Weatherford has been masterful in placing punts inside the 20-yard line. He only had four touchbacks during the regular season, compared to 42 punts that he dropped inside the 20. Yet so far in the playoffs, he has booted six balls into the end zone and only had two land inside the red zone—one ball to the 13 against Indianapolis and one to the 16 against New England.
Any comparisons to Ray Guy can be shelved for a while.
The Jets rely on the running game, defense and field position to win their games, so having Weatherford hitting his punts ad badly as John Daly hits his sand wedges is troubling. On the plus side, though, Weatherford was awesome in the Jets game at Pittsburgh during the regular season. He chipped three punts inside the 10-yard line in that contest.
Shonn Greene not falling on the ground
Greene is no Brian Westbrook or Maurice Jones-Drew, and not only because he is not the well-rounded running back either of those two are/were. Both Westbrook and Drew were famously intelligent enough to pass up easy touchdowns in recent years in favor of just laying on the turf in front of the end zone so their squads could safely run the clock out on their way to victories.
With the Jets needing just one first down to stick the dagger in the Patriots’ red-white-blue hearts once and for all, Greene ran off tackle on a second-down play and saw more daylight than the Chilean miners did after escaping from being trapped underground for a month.
Greene could have just slammed on the brakes. He could have pretended there was a banana peel at the 5-yard line. He could have even gingerly run out of bounds. Instead, with Rex Ryan chasing after him with Crumpler-like speed, Greene chose to score, which was the only way the Patriots had a sliver of a chance of winning.
This boneheaded decision led to an excruciating minute-plus where Jets fans were forced to watch the Jets employ the dreaded two-man pass rush and allow the Pats to get a late touchdown. Then came another onside kick where Darrelle Revis acted like he would rather share a hot tub with Carrot Top than catch the bouncing ball. Luckily, Eric Smith covered the ball cleanly and put a fork in the Pats.
Let’s hope Greene is smart enough to fall flat on his facemask—or that he is not on the field—if the same situation arises this Sunday.
Braylon Edwards and Santonio Holmes running the same route
Braylon and Santonio should have their own reality show on VH1 in the offseason. Maybe it can be part of a block with Terrell Owens and Chad Ochocinco’s shows and Football Wives. They say dumb things to the media; get into trouble off the field; do cartwheels, back flips, and untimely celebrations on the field; and catch game-winning touchdown passes and drop several others.
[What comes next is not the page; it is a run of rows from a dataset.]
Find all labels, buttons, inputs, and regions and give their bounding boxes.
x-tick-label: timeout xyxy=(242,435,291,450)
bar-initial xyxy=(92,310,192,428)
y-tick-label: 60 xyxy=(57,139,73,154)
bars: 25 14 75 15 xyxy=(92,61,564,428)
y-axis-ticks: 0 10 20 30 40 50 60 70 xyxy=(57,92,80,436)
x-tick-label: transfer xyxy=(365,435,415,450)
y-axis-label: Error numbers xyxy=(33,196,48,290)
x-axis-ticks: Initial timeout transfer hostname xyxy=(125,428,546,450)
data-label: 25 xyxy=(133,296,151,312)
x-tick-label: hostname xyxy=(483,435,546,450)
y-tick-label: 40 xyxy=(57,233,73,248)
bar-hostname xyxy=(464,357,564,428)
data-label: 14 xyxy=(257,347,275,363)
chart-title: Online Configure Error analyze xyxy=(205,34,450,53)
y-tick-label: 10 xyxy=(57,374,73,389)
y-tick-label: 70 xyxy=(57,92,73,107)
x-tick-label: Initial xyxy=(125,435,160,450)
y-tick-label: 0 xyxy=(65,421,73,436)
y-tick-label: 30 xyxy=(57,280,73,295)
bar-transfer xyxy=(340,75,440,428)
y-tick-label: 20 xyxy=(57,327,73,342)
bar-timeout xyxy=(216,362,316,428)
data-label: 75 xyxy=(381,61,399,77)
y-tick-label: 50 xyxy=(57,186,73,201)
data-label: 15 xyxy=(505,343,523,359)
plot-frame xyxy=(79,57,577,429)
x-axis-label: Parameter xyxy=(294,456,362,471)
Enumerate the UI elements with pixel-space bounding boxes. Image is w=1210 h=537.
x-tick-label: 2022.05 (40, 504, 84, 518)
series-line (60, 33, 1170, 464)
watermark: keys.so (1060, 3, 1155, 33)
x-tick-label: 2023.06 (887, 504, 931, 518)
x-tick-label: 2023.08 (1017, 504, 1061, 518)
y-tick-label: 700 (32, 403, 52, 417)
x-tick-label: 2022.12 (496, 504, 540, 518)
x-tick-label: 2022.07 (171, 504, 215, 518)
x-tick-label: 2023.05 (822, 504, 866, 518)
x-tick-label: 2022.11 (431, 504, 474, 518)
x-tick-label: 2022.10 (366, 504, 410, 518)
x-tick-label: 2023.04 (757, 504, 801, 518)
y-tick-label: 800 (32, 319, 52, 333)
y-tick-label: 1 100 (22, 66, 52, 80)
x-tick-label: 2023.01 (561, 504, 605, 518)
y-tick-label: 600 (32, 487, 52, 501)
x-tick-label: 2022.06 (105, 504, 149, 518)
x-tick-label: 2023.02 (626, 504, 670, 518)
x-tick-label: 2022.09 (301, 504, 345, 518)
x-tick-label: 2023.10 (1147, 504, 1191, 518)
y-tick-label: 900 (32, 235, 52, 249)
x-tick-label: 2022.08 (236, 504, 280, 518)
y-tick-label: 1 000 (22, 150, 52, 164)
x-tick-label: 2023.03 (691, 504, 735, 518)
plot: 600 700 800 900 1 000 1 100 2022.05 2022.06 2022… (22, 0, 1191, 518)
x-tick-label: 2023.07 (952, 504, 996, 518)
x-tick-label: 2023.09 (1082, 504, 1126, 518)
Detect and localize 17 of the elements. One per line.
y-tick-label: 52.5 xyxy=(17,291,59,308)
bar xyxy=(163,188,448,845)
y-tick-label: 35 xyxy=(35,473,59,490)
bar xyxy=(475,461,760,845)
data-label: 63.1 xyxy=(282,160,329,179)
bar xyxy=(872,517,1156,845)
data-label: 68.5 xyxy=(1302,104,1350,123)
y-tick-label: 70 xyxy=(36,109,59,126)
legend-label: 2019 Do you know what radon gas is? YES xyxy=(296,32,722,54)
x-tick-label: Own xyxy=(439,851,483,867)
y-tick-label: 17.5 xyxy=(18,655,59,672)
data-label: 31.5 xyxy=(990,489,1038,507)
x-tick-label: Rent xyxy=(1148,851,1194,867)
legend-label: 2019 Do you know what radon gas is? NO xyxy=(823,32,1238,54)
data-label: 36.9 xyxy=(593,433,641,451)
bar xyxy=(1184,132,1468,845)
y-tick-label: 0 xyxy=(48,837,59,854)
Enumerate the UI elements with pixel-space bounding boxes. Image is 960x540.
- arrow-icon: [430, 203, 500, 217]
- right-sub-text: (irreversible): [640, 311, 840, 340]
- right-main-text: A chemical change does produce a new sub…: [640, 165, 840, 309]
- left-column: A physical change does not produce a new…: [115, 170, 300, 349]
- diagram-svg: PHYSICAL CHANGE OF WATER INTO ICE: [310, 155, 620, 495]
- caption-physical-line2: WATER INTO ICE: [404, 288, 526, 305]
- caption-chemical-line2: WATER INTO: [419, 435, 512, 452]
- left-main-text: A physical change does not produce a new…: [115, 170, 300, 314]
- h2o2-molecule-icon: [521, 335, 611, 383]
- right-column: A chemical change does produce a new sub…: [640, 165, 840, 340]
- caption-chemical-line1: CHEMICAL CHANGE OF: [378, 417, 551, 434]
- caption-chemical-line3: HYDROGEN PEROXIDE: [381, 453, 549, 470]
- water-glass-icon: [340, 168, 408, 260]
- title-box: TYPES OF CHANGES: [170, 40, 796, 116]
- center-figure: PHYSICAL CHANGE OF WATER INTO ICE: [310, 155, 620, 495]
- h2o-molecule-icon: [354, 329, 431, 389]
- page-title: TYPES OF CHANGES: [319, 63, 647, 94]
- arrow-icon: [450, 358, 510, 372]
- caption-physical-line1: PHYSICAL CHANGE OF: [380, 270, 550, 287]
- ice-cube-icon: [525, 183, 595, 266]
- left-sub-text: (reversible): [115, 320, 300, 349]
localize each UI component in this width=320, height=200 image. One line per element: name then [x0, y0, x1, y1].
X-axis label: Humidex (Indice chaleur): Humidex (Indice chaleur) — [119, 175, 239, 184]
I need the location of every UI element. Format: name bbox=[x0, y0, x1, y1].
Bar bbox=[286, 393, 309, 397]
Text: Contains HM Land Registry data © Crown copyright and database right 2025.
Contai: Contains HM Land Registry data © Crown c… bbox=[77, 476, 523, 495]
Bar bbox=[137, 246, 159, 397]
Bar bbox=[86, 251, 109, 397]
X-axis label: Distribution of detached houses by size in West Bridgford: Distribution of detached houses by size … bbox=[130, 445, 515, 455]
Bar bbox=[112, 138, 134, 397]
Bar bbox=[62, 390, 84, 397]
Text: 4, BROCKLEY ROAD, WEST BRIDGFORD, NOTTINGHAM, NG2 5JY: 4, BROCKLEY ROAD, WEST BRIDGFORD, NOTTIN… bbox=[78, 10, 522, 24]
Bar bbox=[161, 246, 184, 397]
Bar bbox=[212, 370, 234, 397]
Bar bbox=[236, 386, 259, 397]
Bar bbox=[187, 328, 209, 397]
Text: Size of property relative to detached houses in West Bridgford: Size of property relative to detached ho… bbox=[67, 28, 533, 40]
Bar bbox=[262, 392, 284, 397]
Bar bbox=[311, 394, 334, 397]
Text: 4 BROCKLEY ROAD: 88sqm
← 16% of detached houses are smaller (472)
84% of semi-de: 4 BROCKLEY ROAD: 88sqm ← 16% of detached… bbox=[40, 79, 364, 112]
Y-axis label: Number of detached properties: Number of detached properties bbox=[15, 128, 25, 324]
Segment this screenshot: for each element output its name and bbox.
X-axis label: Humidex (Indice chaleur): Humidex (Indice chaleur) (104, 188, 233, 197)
BraySant had a memorable moment against the Patriots that had me laughing so hard that I thought I cracked a few ribs. Somehow the two of them ran the same exact pattern to the left sideline on a second quarter pass play. Quarterback Mark Sanchez threw the ball to Holmes, which seemed to signal that Edwards was in the wrong place. Holmes was wide open and would have had a 30-yard gain, but Edwards stuck his hand up and deflected the ball away as he thought the pass was meant for him. Antonio Cromartie could not have defended the play better.
Sanchez looked like someone had just told him that his Spider-Man: Turn Off the Dark tickets were counterfeit. He should not be surprised by anything Edwards does, although normally his costly mistakes come in the form of 10-yard holding penalties and bobbling passes because he has hands like Dan Uggla.
Edwards more than made up for his faux pas by catching a touchdown pass later on, as did Holmes. This duo, along with veteran Jerricho Cotchery and tight end Dustin Keller, has formed the best receiving corps the Jets have had in years. Just like with many players on Gang Green, Jets fans know they have to take the bad with the good, and they just hope that one of the Jets’ brain farts does not cost them a Super Bowl berth this Sunday night.